Natural products inspired drug discovery
The Sharma laboratory welcomes motivated individuals, who are willing to work as a team to pursue groundbreaking research. Students will gain outstanding training in synthetic organic chemistry applied to drug design, together with a breadth of experience in medicinal chemistry and chemical biology. With these skill-sets, students will be prepared well for a career in either academia or industry.
Send the following to Arianne Hunter (Arianne.C.Hunterfirstname.lastname@example.org) : High School Transcript and a short summary describing why you desire to observe the Sharma Lab and your plans after high school.
Send the following to Dr. Sharma (email@example.com): Unofficial Undergraduate Transcript, CV, and a short letter describing why you are interested in joining the Sharma Lab and your future career goals.

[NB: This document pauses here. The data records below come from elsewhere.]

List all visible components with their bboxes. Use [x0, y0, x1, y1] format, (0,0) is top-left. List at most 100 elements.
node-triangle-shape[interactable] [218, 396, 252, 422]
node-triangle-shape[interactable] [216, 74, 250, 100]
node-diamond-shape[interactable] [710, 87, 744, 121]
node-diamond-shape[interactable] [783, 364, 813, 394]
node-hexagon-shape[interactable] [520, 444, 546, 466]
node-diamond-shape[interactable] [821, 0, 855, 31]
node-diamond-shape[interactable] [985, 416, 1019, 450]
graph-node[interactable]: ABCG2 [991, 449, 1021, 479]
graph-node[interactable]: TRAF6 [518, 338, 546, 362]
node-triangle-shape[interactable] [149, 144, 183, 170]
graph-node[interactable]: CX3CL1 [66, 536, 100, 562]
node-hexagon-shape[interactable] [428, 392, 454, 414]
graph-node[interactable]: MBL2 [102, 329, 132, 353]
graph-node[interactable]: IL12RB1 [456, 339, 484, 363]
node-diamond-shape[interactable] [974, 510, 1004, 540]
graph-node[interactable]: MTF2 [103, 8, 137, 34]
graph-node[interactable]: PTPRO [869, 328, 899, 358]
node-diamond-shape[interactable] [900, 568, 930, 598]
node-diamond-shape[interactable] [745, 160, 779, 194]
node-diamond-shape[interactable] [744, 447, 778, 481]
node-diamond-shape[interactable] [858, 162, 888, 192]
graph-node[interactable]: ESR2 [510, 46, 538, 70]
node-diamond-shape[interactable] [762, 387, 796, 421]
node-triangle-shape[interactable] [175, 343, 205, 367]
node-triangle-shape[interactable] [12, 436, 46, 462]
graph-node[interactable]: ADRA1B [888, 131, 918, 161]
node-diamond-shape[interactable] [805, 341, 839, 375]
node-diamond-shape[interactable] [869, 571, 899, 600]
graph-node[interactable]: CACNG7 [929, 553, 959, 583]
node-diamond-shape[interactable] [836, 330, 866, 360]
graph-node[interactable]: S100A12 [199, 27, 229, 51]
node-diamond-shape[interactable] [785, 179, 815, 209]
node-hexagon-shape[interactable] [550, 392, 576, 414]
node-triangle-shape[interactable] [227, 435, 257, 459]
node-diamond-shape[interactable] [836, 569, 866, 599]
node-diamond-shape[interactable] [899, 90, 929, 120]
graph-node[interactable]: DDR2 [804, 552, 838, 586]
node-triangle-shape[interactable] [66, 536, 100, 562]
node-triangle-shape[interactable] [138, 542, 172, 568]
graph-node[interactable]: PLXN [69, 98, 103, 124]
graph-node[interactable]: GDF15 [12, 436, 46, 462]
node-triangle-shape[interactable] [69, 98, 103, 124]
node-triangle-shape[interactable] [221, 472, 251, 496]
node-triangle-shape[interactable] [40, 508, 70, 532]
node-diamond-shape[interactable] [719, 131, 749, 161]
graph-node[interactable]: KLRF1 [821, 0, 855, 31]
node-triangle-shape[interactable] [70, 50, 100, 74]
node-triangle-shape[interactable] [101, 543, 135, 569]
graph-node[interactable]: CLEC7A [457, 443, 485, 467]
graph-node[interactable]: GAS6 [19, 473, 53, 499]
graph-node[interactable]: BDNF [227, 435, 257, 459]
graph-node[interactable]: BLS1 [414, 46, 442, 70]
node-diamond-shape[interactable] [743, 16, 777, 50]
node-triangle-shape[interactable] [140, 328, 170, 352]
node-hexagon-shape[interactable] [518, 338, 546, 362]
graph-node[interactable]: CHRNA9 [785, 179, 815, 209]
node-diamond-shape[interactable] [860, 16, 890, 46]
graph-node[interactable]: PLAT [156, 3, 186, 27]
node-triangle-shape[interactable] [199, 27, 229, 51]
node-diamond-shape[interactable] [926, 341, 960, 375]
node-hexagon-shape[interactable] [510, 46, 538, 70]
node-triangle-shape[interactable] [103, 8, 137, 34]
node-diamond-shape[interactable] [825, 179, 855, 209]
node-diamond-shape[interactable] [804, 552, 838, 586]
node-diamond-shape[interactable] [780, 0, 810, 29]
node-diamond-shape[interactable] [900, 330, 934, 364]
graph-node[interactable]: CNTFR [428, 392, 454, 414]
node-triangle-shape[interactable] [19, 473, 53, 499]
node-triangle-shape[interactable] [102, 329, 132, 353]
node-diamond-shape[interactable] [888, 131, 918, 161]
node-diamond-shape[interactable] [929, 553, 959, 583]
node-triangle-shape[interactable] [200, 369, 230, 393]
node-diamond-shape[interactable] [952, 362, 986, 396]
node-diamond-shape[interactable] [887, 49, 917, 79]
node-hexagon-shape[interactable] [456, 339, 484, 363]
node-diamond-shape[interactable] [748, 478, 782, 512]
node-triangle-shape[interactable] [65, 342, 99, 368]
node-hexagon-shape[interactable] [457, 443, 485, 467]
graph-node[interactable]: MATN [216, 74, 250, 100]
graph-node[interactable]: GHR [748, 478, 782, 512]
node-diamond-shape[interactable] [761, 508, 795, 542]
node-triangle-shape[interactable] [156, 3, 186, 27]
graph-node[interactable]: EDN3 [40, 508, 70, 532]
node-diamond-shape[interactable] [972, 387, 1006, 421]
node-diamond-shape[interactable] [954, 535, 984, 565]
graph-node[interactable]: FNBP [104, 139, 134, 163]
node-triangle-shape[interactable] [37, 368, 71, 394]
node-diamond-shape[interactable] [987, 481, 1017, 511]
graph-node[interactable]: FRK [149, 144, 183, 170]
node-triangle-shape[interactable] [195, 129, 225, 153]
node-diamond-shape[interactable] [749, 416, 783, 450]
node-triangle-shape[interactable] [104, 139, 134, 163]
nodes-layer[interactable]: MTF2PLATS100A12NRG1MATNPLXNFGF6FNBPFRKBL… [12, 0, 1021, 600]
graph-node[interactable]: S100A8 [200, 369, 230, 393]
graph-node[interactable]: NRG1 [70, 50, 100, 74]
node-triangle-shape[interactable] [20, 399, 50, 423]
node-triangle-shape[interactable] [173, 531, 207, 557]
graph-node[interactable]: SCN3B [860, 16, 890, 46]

Prospective Graduate Students:
Apply to the University of Oklahoma Department of Chemistry and Biochemistry Graduate Program (http://chem.ou.edu/graduate). Once accepted contact Dr. Sharma to set up a meeting during your visit.
Prospective Post-Doctoral Fellows:
Outstanding candidates will provide the following to Dr. Sharma: Cover letter defining your career goals and scientific interests, CV, and research summary. All Post-Doctoral Fellows are encouraged to apply for external funding where applicable
The pursuit of natural products-inspired drug discovery requires innovative approaches to novel scaffolds, and development of asymmetric methods to install complex stereocenters. For natural scaffolds, we take inspiration from the Mother Nature to design our synthetic route mimicking the biosynthesis. In addition, we are focusing on the development of novel methods utilizing ambiphilicity of diazo synthons through synergistic metal-catalysis to access spiro-heterocycles, macrocyclic scaffolds and core structure of terpenoids.
NATURAL PRODUCTS INSPIRED DRUG DISCOVERY
Key Words: Organic Synthesis, Organometallic Chemistry, and Drug Discovery
As a part of the Institute for Natural Products Applications and Research Technologies (INPART) at the University of Oklahoma (OU), the Sharma laboratory engages in the synthesis, assessment, and modification of potential therapeutic leads derived from natural products for the treatment of cancer, bacterial infections, and neurological disorders. We use two complementary approaches isolation/semi-synthesis and method development/total-synthesis to access a library of diverse analogues to study structure-activity relationships (SAR). To advance our synthetic compounds, we are having a multidisciplinary collaboration with leading laboratories at the Vanderbilt University, Bridge Institute (University of Southern California), and Mount Sinai, New York with combined expertise in natural product isolation, organic synthesis, medicinal chemistry, computational chemistry and molecular pharmacology. Our current research includes novel bond forming reactions utilizing diazo synthons, biomimetic approaches, asymmetric catalysis and complex natural product total synthesis along with structural diversification to establish the SAR.
Natural Products Diversification/Total Synthesis
Is Nature still the best chemist to provide unique structural scaffolds for drug discovery? Well, the answer in many ways is still yes, as natural products have proven to be an excellent source of clinical agents and have provided the basis for countless biologically important molecules in drug discovery. However, natural products are not drugs and therefore have to be structurally modified to identify leads compounds for drug development. We are engaged in a two-pronged approach; first diversifying readily available bioactive natural products, and second developing an efficient synthetic route to natural product scaffolds that are not easily available either by isolation or total synthesis. The resulted natural products-inspired libraries are then screened for a wide range of promising new therapeutic targets in collaborations with other laboratories or through the NIMH-Psychoactive Drug Screening program. Target molecules include alkaloids, spiro heterocycles, macrocyles and terpenoids.